Its importance is integrally connected to the prevention of behaviours that could cause harm to researchers, research communities, research participants, or the public.
Like much of the training that researchers complete–for example, related to research involving human participants, the care of research animals, or on conflicts of interest–RCR instruction is often motivated by the goal of encouraging all researchers to behave ethically, to uphold the highest standards of conduct in research, or it may be a reaction to cases of research misconduct or other unethical behaviours.
When a researcher acts inappropriately, it erodes the trust that the public has in research communities. However, the operating assumption of RCR training is that most researchers aim to "do the right thing" and will do so provided they understand what that means in the context of their own research. RCR training and education is meant to provide that understanding.
RCR Training is available as part of the CITI Program. This training is:
- Mandatory for faculty and graduate students in the Faculty of Applied Sciences
- Strongly encouraged for all faculty and graduate researchers, but particularly incoming faculty, Department Chairs and TPC Chairs.
RCR at SFU follows the principles detailed in Policy R60.01, based on the Tri-Agency Framework on RCR, which include:
- Rigour: Scholarly and scientific rigour in proposing and performing research; in recording, analyzing, and interpreting data; and in reporting and publishing data and findings.
- Record keeping: Keeping complete and accurate records of data, methodologies, and findings, including graphs and images, in accordance with all relevant agreements, policies, laws, regulations, and professional or disciplinary standards in a manner that will allow verification or replication of the work by others.
- Accurate referencing: Referencing and, where applicable, obtaining permission for the use of all published and unpublished work, including theories, concepts, data, source material, methodologies, findings, graphs, and images.
- Authorship: Including as authors, with their consent, all those and only those who have made a substantial contribution to, and who accept responsibility for, the contents of the publication or document. The substantial contribution may be conceptual or material.

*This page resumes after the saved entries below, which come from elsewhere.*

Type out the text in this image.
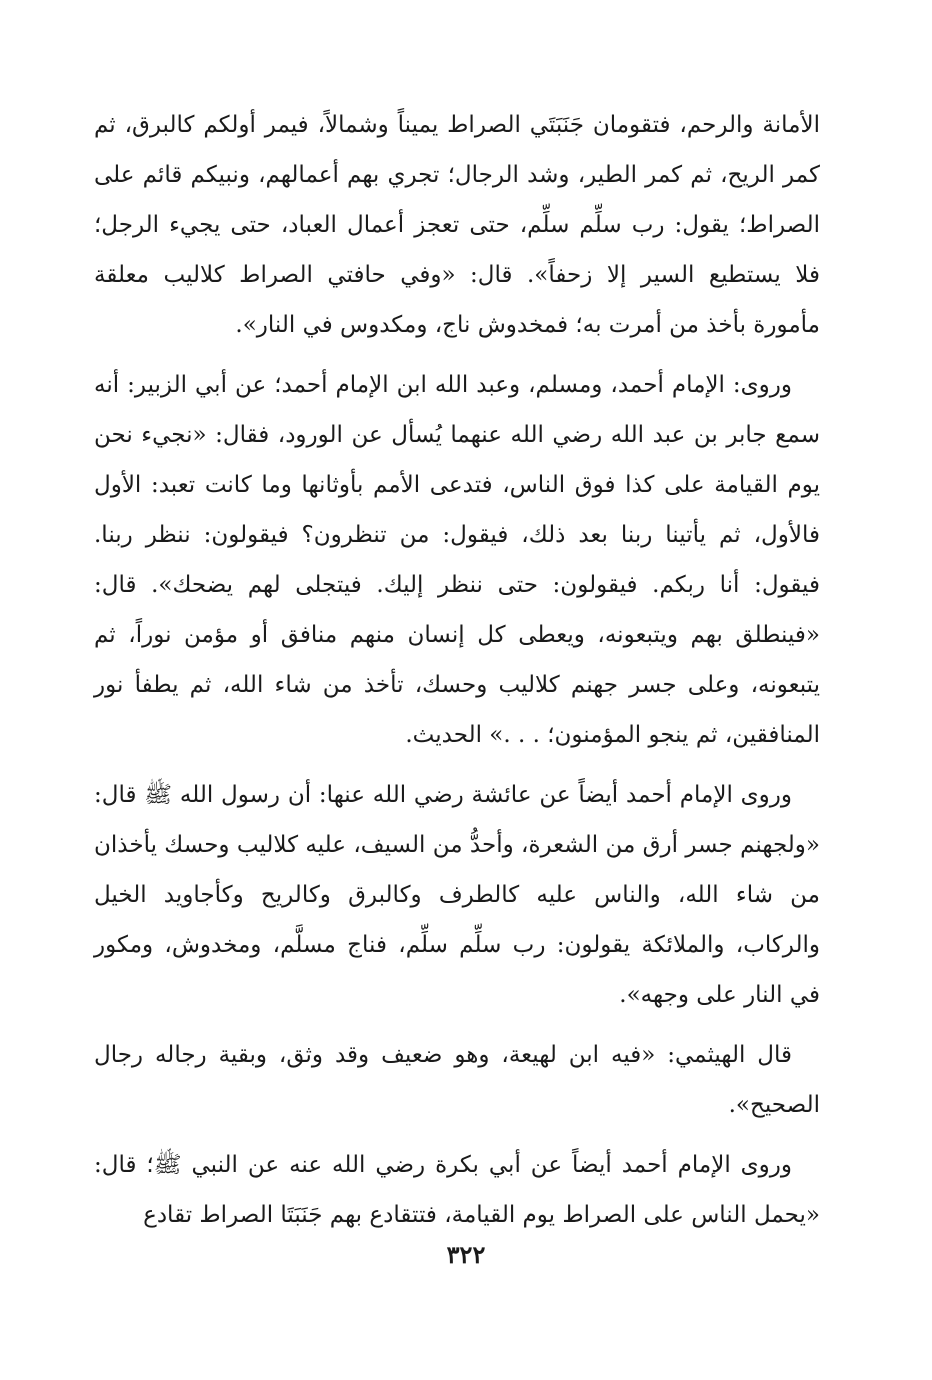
الأمانة والرحم، فتقومان جَنَبَتَي الصراط يميناً وشمالاً، فيمر أولكم كالبرق، ثم كمر الريح، ثم كمر الطير، وشد الرجال؛ تجري بهم أعمالهم، ونبيكم قائم على الصراط؛ يقول: رب سلِّم سلِّم، حتى تعجز أعمال العباد، حتى يجيء الرجل؛ فلا يستطيع السير إلا زحفاً». قال: «وفي حافتي الصراط كلاليب معلقة مأمورة بأخذ من أمرت به؛ فمخدوش ناج، ومكدوس في النار».

وروى: الإمام أحمد، ومسلم، وعبد الله ابن الإمام أحمد؛ عن أبي الزبير: أنه سمع جابر بن عبد الله رضي الله عنهما يُسأل عن الورود، فقال: «نجيء نحن يوم القيامة على كذا فوق الناس، فتدعى الأمم بأوثانها وما كانت تعبد: الأول فالأول، ثم يأتينا ربنا بعد ذلك، فيقول: من تنظرون؟ فيقولون: ننظر ربنا. فيقول: أنا ربكم. فيقولون: حتى ننظر إليك. فيتجلى لهم يضحك». قال: «فينطلق بهم ويتبعونه، ويعطى كل إنسان منهم منافق أو مؤمن نوراً، ثم يتبعونه، وعلى جسر جهنم كلاليب وحسك، تأخذ من شاء الله، ثم يطفأ نور المنافقين، ثم ينجو المؤمنون؛ . . .» الحديث.

وروى الإمام أحمد أيضاً عن عائشة رضي الله عنها: أن رسول الله ﷺ قال: «ولجهنم جسر أرق من الشعرة، وأحدُّ من السيف، عليه كلاليب وحسك يأخذان من شاء الله، والناس عليه كالطرف وكالبرق وكالريح وكأجاويد الخيل والركاب، والملائكة يقولون: رب سلِّم سلِّم، فناج مسلَّم، ومخدوش، ومكور في النار على وجهه».

قال الهيثمي: «فيه ابن لهيعة، وهو ضعيف وقد وثق، وبقية رجاله رجال الصحيح».

وروى الإمام أحمد أيضاً عن أبي بكرة رضي الله عنه عن النبي ﷺ؛ قال: «يحمل الناس على الصراط يوم القيامة، فتتقادع بهم جَنَبَتَا الصراط تقادع

٣٢٢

- Acknowledgement: Acknowledging appropriately all those and only those who have contributed to research, including funders and sponsors.
- Conflict of interest management: Appropriately identifying and addressing any real, potential or perceived conflict of interest in accordance with the University’s policy on Conflict of Interest and Conflict of Commitment (GP 37).
SFU's Research Integrity Officer is the first point of contact to discuss or report issues related to research integrity.